"Le Juge tranche, le Médiateur dénoue"
Interview par Maître François MORABITO
1) "La médiation, tu en pensais quoi à l’origine ?"
Si je n’avais pas d’apriori négatif sur la médiation, je m’interrogeais sur ses limites et la manière de l’appréhender dans le cadre du contentieux que j’exerce, le droit de l’immobilier et de la construction.
Si j’avais eu l’occasion de participer à une médiation dans la cadre d’un dossier impliquant l’effondrement d’un faux-plafond dans une bijouterie et qui s’était effectivement résolu par la signature d’un protocole transactionnel, je restais perplexe face au rôle des parties (et notamment des compagnies d’assurance dans un processus de médiation).
2) "Quelle(s) raison(s) t’a (ont) incité à te former à la médiation ?"
Avocat à dominante contentieuse, j’avais néanmoins le sentiment que la médiation – qu’elle soit juridictionnelle ou conventionnelle – constituait une voie de l’avenir, dans le cadre grandissant des modes alternatifs de résolution des différends.
Il fallait donc prendre le train en marche !
Notre profession a beaucoup évolué depuis ces dernières années, confrontée à la concurrence, aux nouvelles technologies dont l’intelligence artificielle, aux réformes successives… Il faut donc savoir s’adapter et continuer à apprendre pour rester performant et attractif vis-à-vis de la société et de nos clients.

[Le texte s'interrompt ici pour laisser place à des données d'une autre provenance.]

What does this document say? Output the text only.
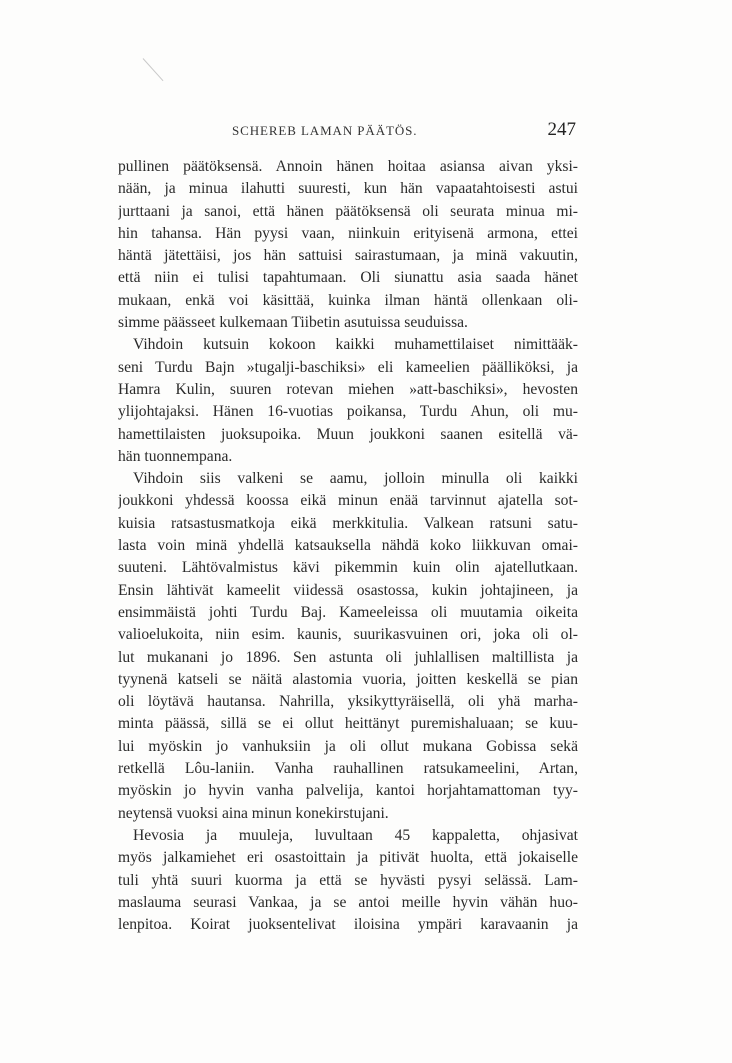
SCHEREB LAMAN PÄÄTÖS.	247
pullinen päätöksensä. Annoin hänen hoitaa asiansa aivan yksi-
nään, ja minua ilahutti suuresti, kun hän vapaatahtoisesti astui
jurttaani ja sanoi, että hänen päätöksensä oli seurata minua mi-
hin tahansa. Hän pyysi vaan, niinkuin erityisenä armona, ettei
häntä jätettäisi, jos hän sattuisi sairastumaan, ja minä vakuutin,
että niin ei tulisi tapahtumaan. Oli siunattu asia saada hänet
mukaan, enkä voi käsittää, kuinka ilman häntä ollenkaan oli-
simme päässeet kulkemaan Tiibetin asutuissa seuduissa.
Vihdoin kutsuin kokoon kaikki muhamettilaiset nimittääk-
seni Turdu Bajn »tugalji-baschiksi» eli kameelien päälliköksi, ja
Hamra Kulin, suuren rotevan miehen »att-baschiksi», hevosten
ylijohtajaksi. Hänen 16-vuotias poikansa, Turdu Ahun, oli mu-
hamettilaisten juoksupoika. Muun joukkoni saanen esitellä vä-
hän tuonnempana.
Vihdoin siis valkeni se aamu, jolloin minulla oli kaikki
joukkoni yhdessä koossa eikä minun enää tarvinnut ajatella sot-
kuisia ratsastusmatkoja eikä merkkitulia. Valkean ratsuni satu-
lasta voin minä yhdellä katsauksella nähdä koko liikkuvan omai-
suuteni. Lähtövalmistus kävi pikemmin kuin olin ajatellutkaan.
Ensin lähtivät kameelit viidessä osastossa, kukin johtajineen, ja
ensimmäistä johti Turdu Baj. Kameeleissa oli muutamia oikeita
valioelukoita, niin esim. kaunis, suurikasvuinen ori, joka oli ol-
lut mukanani jo 1896. Sen astunta oli juhlallisen maltillista ja
tyynenä katseli se näitä alastomia vuoria, joitten keskellä se pian
oli löytävä hautansa. Nahrilla, yksikyttyräisellä, oli yhä marha-
minta päässä, sillä se ei ollut heittänyt puremishaluaan; se kuu-
lui myöskin jo vanhuksiin ja oli ollut mukana Gobissa sekä
retkellä Lôu-laniin. Vanha rauhallinen ratsukameelini, Artan,
myöskin jo hyvin vanha palvelija, kantoi horjahtamattoman tyy-
neytensä vuoksi aina minun konekirstujani.
Hevosia ja muuleja, luvultaan 45 kappaletta, ohjasivat
myös jalkamiehet eri osastoittain ja pitivät huolta, että jokaiselle
tuli yhtä suuri kuorma ja että se hyvästi pysyi selässä. Lam-
maslauma seurasi Vankaa, ja se antoi meille hyvin vähän huo-
lenpitoa. Koirat juoksentelivat iloisina ympäri karavaanin ja
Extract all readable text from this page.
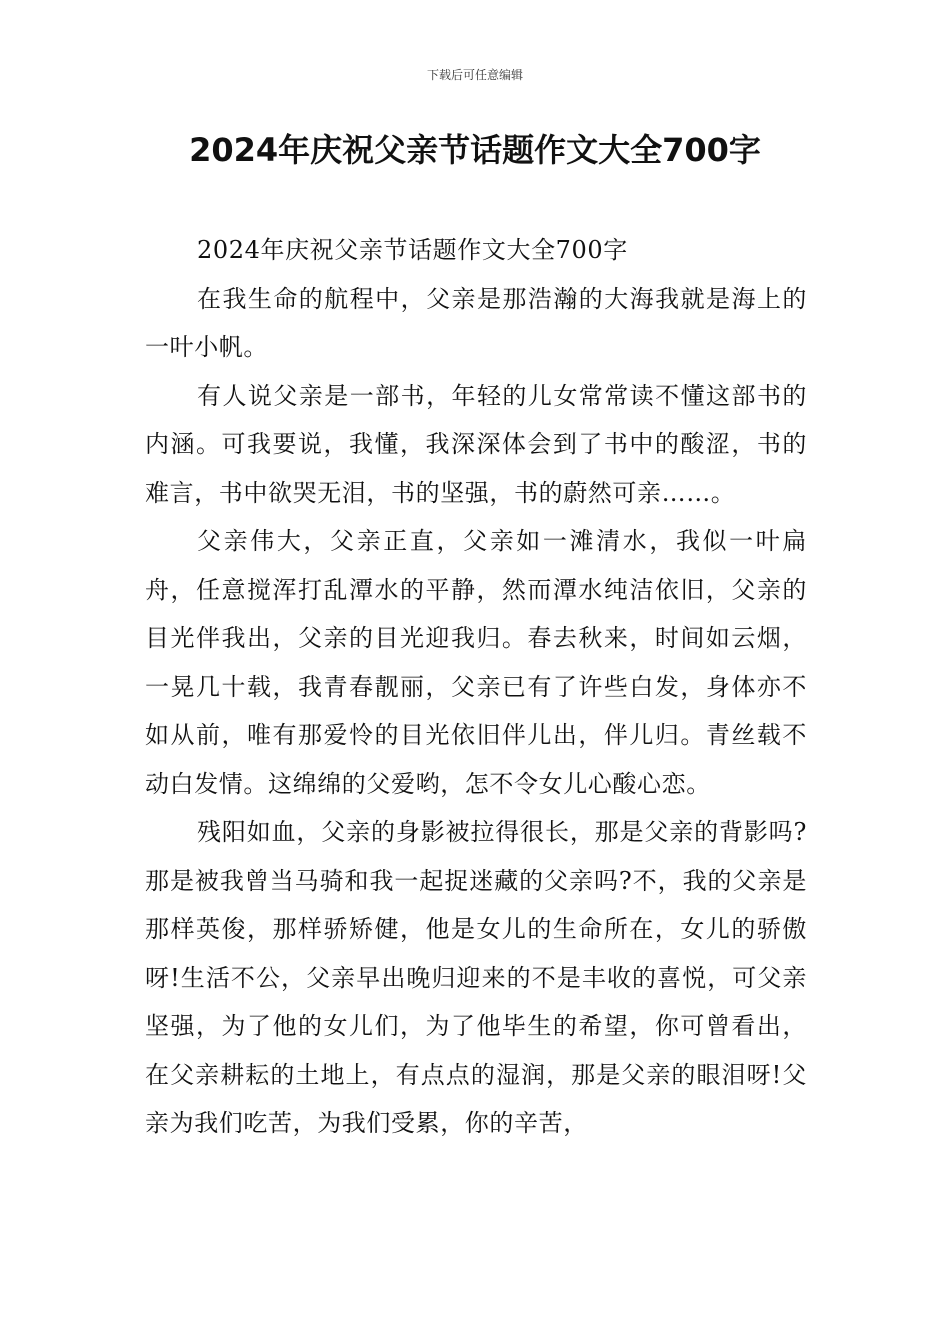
下载后可任意编辑
2024年庆祝父亲节话题作文大全700字

2024年庆祝父亲节话题作文大全700字

在我生命的航程中，父亲是那浩瀚的大海我就是海上的一叶小帆。

有人说父亲是一部书，年轻的儿女常常读不懂这部书的内涵。可我要说，我懂，我深深体会到了书中的酸涩，书的难言，书中欲哭无泪，书的坚强，书的蔚然可亲……。

父亲伟大，父亲正直，父亲如一滩清水，我似一叶扁舟，任意搅浑打乱潭水的平静，然而潭水纯洁依旧，父亲的目光伴我出，父亲的目光迎我归。春去秋来，时间如云烟，一晃几十载，我青春靓丽，父亲已有了许些白发，身体亦不如从前，唯有那爱怜的目光依旧伴儿出，伴儿归。青丝载不动白发情。这绵绵的父爱哟，怎不令女儿心酸心恋。

残阳如血，父亲的身影被拉得很长，那是父亲的背影吗?那是被我曾当马骑和我一起捉迷藏的父亲吗?不，我的父亲是那样英俊，那样骄矫健，他是女儿的生命所在，女儿的骄傲呀!生活不公，父亲早出晚归迎来的不是丰收的喜悦，可父亲坚强，为了他的女儿们，为了他毕生的希望，你可曾看出，在父亲耕耘的土地上，有点点的湿润，那是父亲的眼泪呀!父亲为我们吃苦，为我们受累，你的辛苦，
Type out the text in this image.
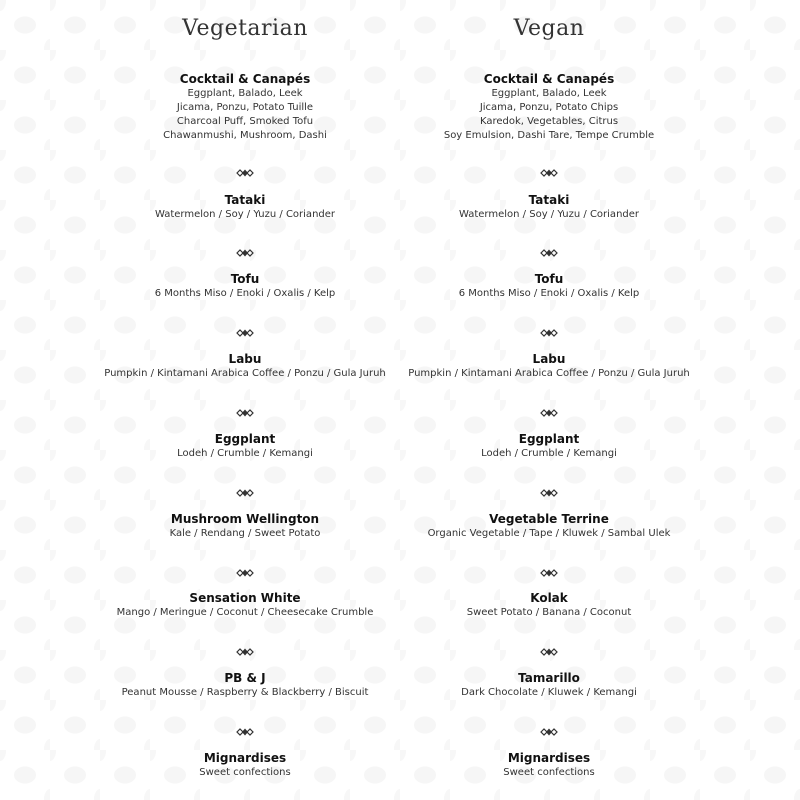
Vegetarian
Cocktail & Canapés
Eggplant, Balado, Leek
Jicama, Ponzu, Potato Tuille
Charcoal Puff, Smoked Tofu
Chawanmushi, Mushroom, Dashi
Tataki
Watermelon / Soy / Yuzu / Coriander
Tofu
6 Months Miso / Enoki / Oxalis / Kelp
Labu
Pumpkin / Kintamani Arabica Coffee / Ponzu / Gula Juruh
Eggplant
Lodeh / Crumble / Kemangi
Mushroom Wellington
Kale / Rendang / Sweet Potato
Sensation White
Mango / Meringue / Coconut / Cheesecake Crumble
PB & J
Peanut Mousse / Raspberry & Blackberry / Biscuit
Mignardises
Sweet confections
Vegan
Cocktail & Canapés
Eggplant, Balado, Leek
Jicama, Ponzu, Potato Chips
Karedok, Vegetables, Citrus
Soy Emulsion, Dashi Tare, Tempe Crumble
Tataki
Watermelon / Soy / Yuzu / Coriander
Tofu
6 Months Miso / Enoki / Oxalis / Kelp
Labu
Pumpkin / Kintamani Arabica Coffee / Ponzu / Gula Juruh
Eggplant
Lodeh / Crumble / Kemangi
Vegetable Terrine
Organic Vegetable / Tape / Kluwek / Sambal Ulek
Kolak
Sweet Potato / Banana / Coconut
Tamarillo
Dark Chocolate / Kluwek / Kemangi
Mignardises
Sweet confections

3) "Que t’a apporté cette formation ? Ton approche dans les dossiers a-t-elle évolué ?"
Cette formation, aussi théorique que pratique de 48 heures, m’a beaucoup apporté !
Nous étions douze Confrères (dynamiques et sympathiques !) et avons joué tour à tour, les rôles de médiateur, médiés et avocats accompagnants. Ces échanges ont été particulièrement enrichissants, chacun se prêtant avec malice au jeu de la médiation.
Cette formation à la pratique de la médiation m’a également permise de mieux cerner le rôle d’avocat accompagnant, qui est très différent du positionnement plus classique de l’avocat saisi de la défense des intérêts de son client.
Le rôle des avocats aux côtés de leurs médiés est de rechercher dans une émulation commune, une solution à leur conflit. Ils seront les architectes de cette solution et c’est en cela que la médiation est intéressante puisqu’elle constitue un processus créatif, susceptible de répondre à l’ensemble des besoins et intérêts des médiés (ce que ne pourront offrir, ou difficilement, une décision de justice ou une négociation plus traditionnelle).
Cette phrase de Nelson Mandela pourrait ainsi résumer ce que j’ai appris de la médiation : « Pour faire la paix avec un ennemi, on doit travailler avec cet ennemi, et cet ennemi devient votre associé ».
Mon approche personnelle dans les dossiers a forcément évolué depuis cette formation et plus précisément : comment devenir l’intermédiaire entre deux parties, par exemple entre un maître d’ouvrage et un entrepreneur qui n’arrivent plus à communiquer. J’essaie de leur faire concevoir le ressenti de l’autre car au-delà de tout litige, se cache un conflit constitué de craintes, d’émotions, d’intérêts, de malentendus et de frustrations.
Je tente alors de rétablir un dialogue et d’éviter que les oppositions ne se cristallisent, ce qui constitue, avant toute procédure judiciaire, le premier intérêt de mon client.
4) "Envisages-tu de parfaire ta formation pour devenir « avocat médiateur » ?"
J’ai sincèrement beaucoup apprécié le rôle de médiateur constitué d’écoute, de neutralité et de bienveillance, et j’espère pouvoir parfaire très prochainement ma formation à la pratique de la médiation afin de devenir pleinement « avocat médiateur ».